Conservative Judicial Activism? Don’t Believe It!

August 11, 2005

Would someone please tell Sen. Barbara Boxer that John Roberts is not running for political office — and get her a copy of the Constitution?

Sen. Boxer indignantly announced recently that she would vote against Roberts’ nomination to the Supreme Court unless she can be convinced that he will support abortion rights. This conjures the silly mental picture of Judge Roberts sitting in the hot seat, being grilled by the Senate Judiciary Committee, wearing a button saying, “Abortion is safe with me. Vote Roberts for U.S. Supreme Court Associate Justice.”

Since Boxer has, via the Peter Principle, managed to land herself in the United States Senate, wouldn’t it be refreshing if she would demonstrate some comprehension of the Court’s limited role under the Constitution?

But such outmoded ideas as “judicial restraint” apparently never occur to those of Boxer’s mentality, including most Democrat senators. They see the courts as their best vehicle to achieve and preserve many of their policy goals.

In their cynical formulation, there is no such thing really as a judge who would interpret rather than make laws; a judge’s fitness for the bench is primarily a function of what policies he supports, that is, his political philosophy rather than his judicial philosophy. To them, the phrases “strict constructionist,” “originalist” and “judicial restraint” are just euphemisms for “conservative judicial activism.”
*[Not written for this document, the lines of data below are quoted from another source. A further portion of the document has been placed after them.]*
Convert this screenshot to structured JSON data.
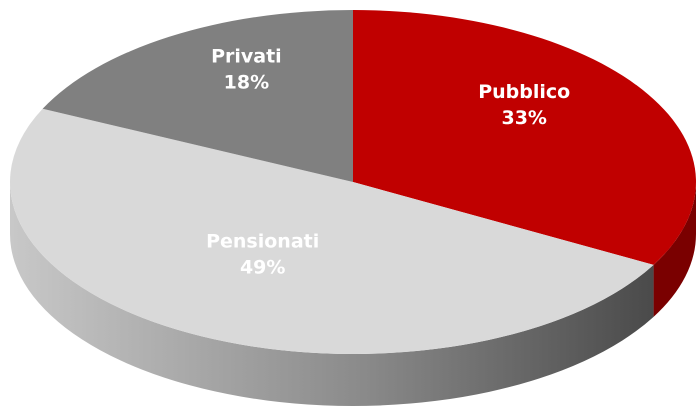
{
  "chart_data": {
    "type": "pie",
    "categories": [
      "Pubblico",
      "Pensionati",
      "Privati"
    ],
    "values": [
      33,
      49,
      18
    ],
    "value_labels": [
      "33%",
      "49%",
      "18%"
    ],
    "colors": [
      "#c00000",
      "#d9d9d9",
      "#808080"
    ],
    "side_colors": [
      "#7a0000",
      "url(#sideGrad)",
      "#5a5a5a"
    ]
  }
}
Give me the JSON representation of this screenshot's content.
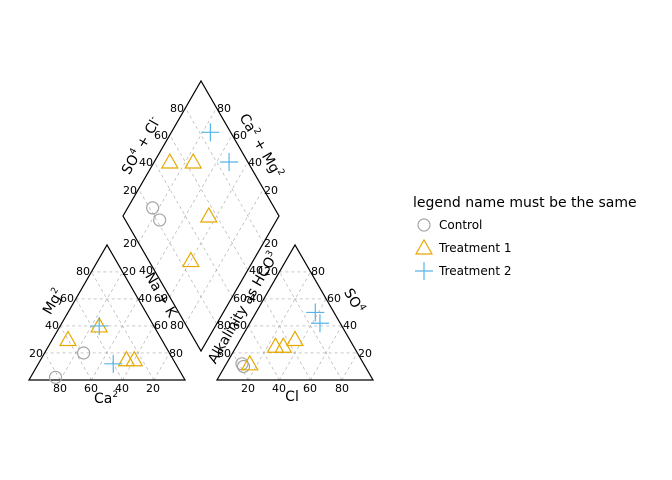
{
  "chart_data": {
    "type": "scatter",
    "subtype": "piper",
    "ticks": [
      "20",
      "40",
      "60",
      "80"
    ],
    "axes": {
      "cation_x": {
        "text": "Ca",
        "sup": "2"
      },
      "cation_y": {
        "text": "Mg",
        "sup": "2"
      },
      "cation_diag": {
        "text": "Na + K",
        "sup": ""
      },
      "anion_x": {
        "text": "Cl",
        "sup": ""
      },
      "anion_y": {
        "text": "SO",
        "sup": "4"
      },
      "anion_diag": {
        "text": "Alkalinity as HCO",
        "sup": "3"
      },
      "diamond_left": {
        "text": "SO",
        "sup": "4",
        "rest": " + Cl",
        "sup2": "-"
      },
      "diamond_right": {
        "text": "Ca",
        "sup": "2",
        "rest": " + Mg",
        "sup2": "2"
      }
    },
    "legend": {
      "title": "legend name must be the same",
      "entries": [
        {
          "label": "Control",
          "shape": "circle",
          "color": "#a6a6a6"
        },
        {
          "label": "Treatment 1",
          "shape": "triangle",
          "color": "#e8a800"
        },
        {
          "label": "Treatment 2",
          "shape": "cross",
          "color": "#56b4e9"
        }
      ]
    },
    "series": [
      {
        "name": "Control",
        "points": [
          {
            "ca": 82,
            "mg": 2,
            "cl": 10,
            "so4": 12
          },
          {
            "ca": 55,
            "mg": 20,
            "cl": 12,
            "so4": 10
          }
        ]
      },
      {
        "name": "Treatment 1",
        "points": [
          {
            "ca": 60,
            "mg": 30,
            "cl": 25,
            "so4": 25
          },
          {
            "ca": 35,
            "mg": 40,
            "cl": 35,
            "so4": 30
          },
          {
            "ca": 30,
            "mg": 15,
            "cl": 30,
            "so4": 25
          },
          {
            "ca": 25,
            "mg": 15,
            "cl": 15,
            "so4": 12
          }
        ]
      },
      {
        "name": "Treatment 2",
        "points": [
          {
            "ca": 40,
            "mg": 12,
            "cl": 38,
            "so4": 50
          },
          {
            "ca": 35,
            "mg": 40,
            "cl": 45,
            "so4": 42
          }
        ]
      }
    ]
  }
}
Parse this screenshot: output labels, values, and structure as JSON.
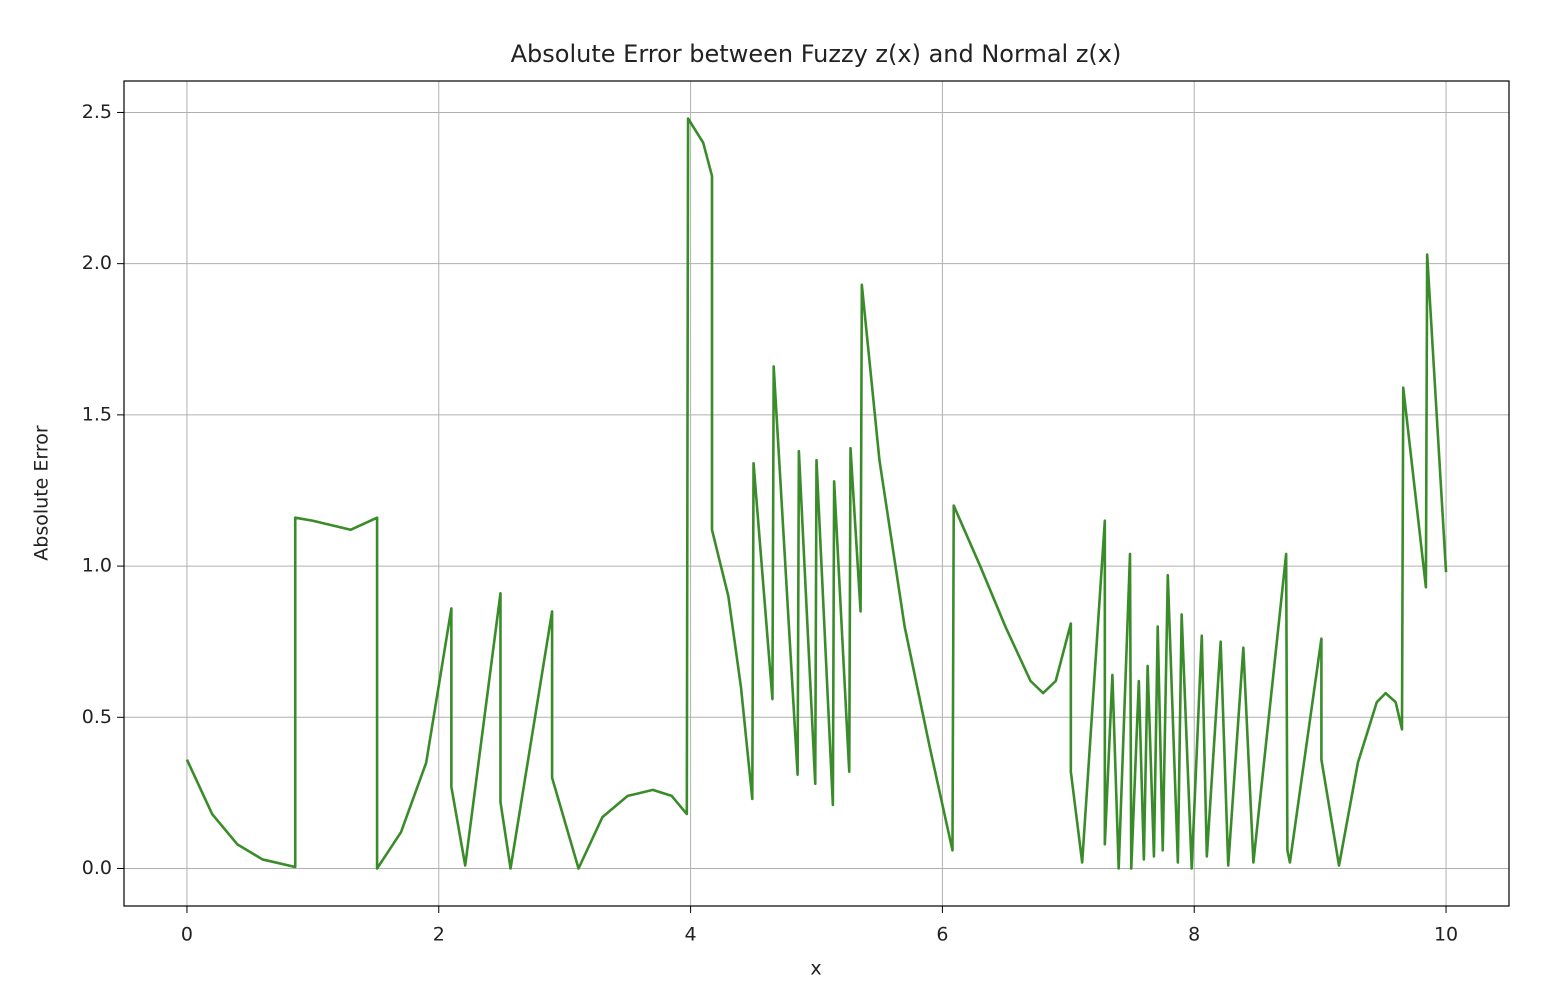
{
  "chart_data": {
    "type": "line",
    "title": "Absolute Error between Fuzzy z(x) and Normal z(x)",
    "xlabel": "x",
    "ylabel": "Absolute Error",
    "color": "#2f861f",
    "grid": true,
    "xlim": [
      -0.5,
      10.5
    ],
    "ylim": [
      -0.124,
      2.604
    ],
    "xticks": [
      0,
      2,
      4,
      6,
      8,
      10
    ],
    "yticks": [
      {
        "value": 0,
        "label": "0.0"
      },
      0.5,
      {
        "value": 1,
        "label": "1.0"
      },
      1.5,
      {
        "value": 2,
        "label": "2.0"
      },
      2.5
    ],
    "x": [
      0,
      0.2,
      0.4,
      0.6,
      0.86,
      0.86,
      1.0,
      1.3,
      1.51,
      1.51,
      1.7,
      1.9,
      2.1,
      2.1,
      2.21,
      2.49,
      2.49,
      2.57,
      2.9,
      2.9,
      3.11,
      3.3,
      3.5,
      3.7,
      3.85,
      3.97,
      3.98,
      4.1,
      4.17,
      4.17,
      4.3,
      4.4,
      4.49,
      4.5,
      4.65,
      4.66,
      4.85,
      4.86,
      4.99,
      5.0,
      5.13,
      5.14,
      5.26,
      5.27,
      5.35,
      5.36,
      5.5,
      5.7,
      5.9,
      6.08,
      6.09,
      6.3,
      6.5,
      6.7,
      6.8,
      6.9,
      7.02,
      7.02,
      7.11,
      7.29,
      7.29,
      7.35,
      7.4,
      7.49,
      7.5,
      7.56,
      7.6,
      7.63,
      7.68,
      7.71,
      7.75,
      7.79,
      7.87,
      7.9,
      7.98,
      8.06,
      8.1,
      8.21,
      8.27,
      8.39,
      8.47,
      8.73,
      8.74,
      8.76,
      9.01,
      9.01,
      9.15,
      9.3,
      9.45,
      9.52,
      9.6,
      9.65,
      9.66,
      9.84,
      9.85,
      10.0
    ],
    "values": [
      0.36,
      0.18,
      0.08,
      0.03,
      0.005,
      1.16,
      1.15,
      1.12,
      1.16,
      0.0,
      0.12,
      0.35,
      0.86,
      0.27,
      0.01,
      0.91,
      0.22,
      0.0,
      0.85,
      0.3,
      0.0,
      0.17,
      0.24,
      0.26,
      0.24,
      0.18,
      2.48,
      2.4,
      2.29,
      1.12,
      0.9,
      0.6,
      0.23,
      1.34,
      0.56,
      1.66,
      0.31,
      1.38,
      0.28,
      1.35,
      0.21,
      1.28,
      0.32,
      1.39,
      0.85,
      1.93,
      1.35,
      0.8,
      0.4,
      0.06,
      1.2,
      1.0,
      0.8,
      0.62,
      0.58,
      0.62,
      0.81,
      0.32,
      0.02,
      1.15,
      0.08,
      0.64,
      0.0,
      1.04,
      0.0,
      0.62,
      0.03,
      0.67,
      0.04,
      0.8,
      0.06,
      0.97,
      0.02,
      0.84,
      0.0,
      0.77,
      0.04,
      0.75,
      0.01,
      0.73,
      0.02,
      1.04,
      0.06,
      0.02,
      0.76,
      0.36,
      0.01,
      0.35,
      0.55,
      0.58,
      0.55,
      0.46,
      1.59,
      0.93,
      2.03,
      0.98
    ]
  }
}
According to them, on this issue, conservatives are transparent phonies who advocate a limited role for the courts to disguise their sinister intention of leading the nation back — in the words of Boxer — “to the days of back alley illegal abortions.” Conservative judges would make policy all right, but it would be conservative policy.

To illustrate, an e-mailer — obviously a graduate of the Boxer school on constitutional misinformation — told me, “You really want an originalist judge that will overturn existing precedent in favor of earlier understandings. In other words, you want a conservative activist.”

There you have it. A judge who “will overturn existing precedent in favor of earlier understandings” is a “conservative activist.” Thus, through semantic sleight of hand, moral equivalence is established between those who would sacrifice constitutional principle at the altar of the liberal policy agenda and those who insist on preserving the Constitution as the supreme law of the land.

Here’s my answer: “No I don’t want a conservative activist — a judge who will either twist the words of the Constitution or effectively add words to it for the purpose of implementing a conservative policy agenda. I don’t believe it is legally or morally acceptable for judges to legislate from the bench, even if they legislate conservative policy.”

An “originalist” Court would be no guarantee of a conservative policy shift. A reversal of Roe v. Wade, for example, wouldn’t necessarily lead to the wholesale illegality of abortion. But it would restore power to the states to decide an issue properly left to them, which would expand the people’s liberty (choice?) and sovereignty. (Even if the Neanderthal Southern states outlawed it, surely expectant mothers could travel north or northeast to find sanctuary.)

Advocates of “original intent,” more accurately called “original understanding,” generally believe the Constitution established the best governmental structure ever conceived by human beings. They believe the principles undergirding it and inhering in it are responsible for the creation and development of the freest and most prosperous nation in the history of the world. They believe the abandonment of those principles has led and will continue to lead to the coarsening and debasing of our culture and the erosion and eventual eradication of our liberties.

Further, they believe that the safest bet to preserve these transcendent constitutional principles is to take the document seriously — dead seriously. Judges should not make a mockery of its language by ascribing meaning to it that was never intended, no matter how much they may believe in the desirability of the extra-constitutional result they’re seeking to achieve.

The governmental powers and limitations the Framers incorporated in the Constitution came with a purpose — usually to safeguard the liberties of the people. To the extent you ignore its prescriptions, you jeopardize liberties.

As corny as this may sound, many constitution-loving conservatives support judicial restraint and “originalism” not because they want to see shifts toward conservative policy, though that will be an emphatically welcome byproduct, should it occur. They favor constitutionalist judges because they believe in the Constitution — not out of some misguided political idolatry, but because they believe in its principles and the freedoms those principles ensure.

If the political branches continue to allow the composition of the Court to tilt toward judicial activism, the implosion of our unique system of government is inevitable because judge-made law and constitutional revisionism is like building a house on a foundation of sand. Without diminishing the staggering importance of such issues as abortion, we’re talking here about the very preservation of the republic.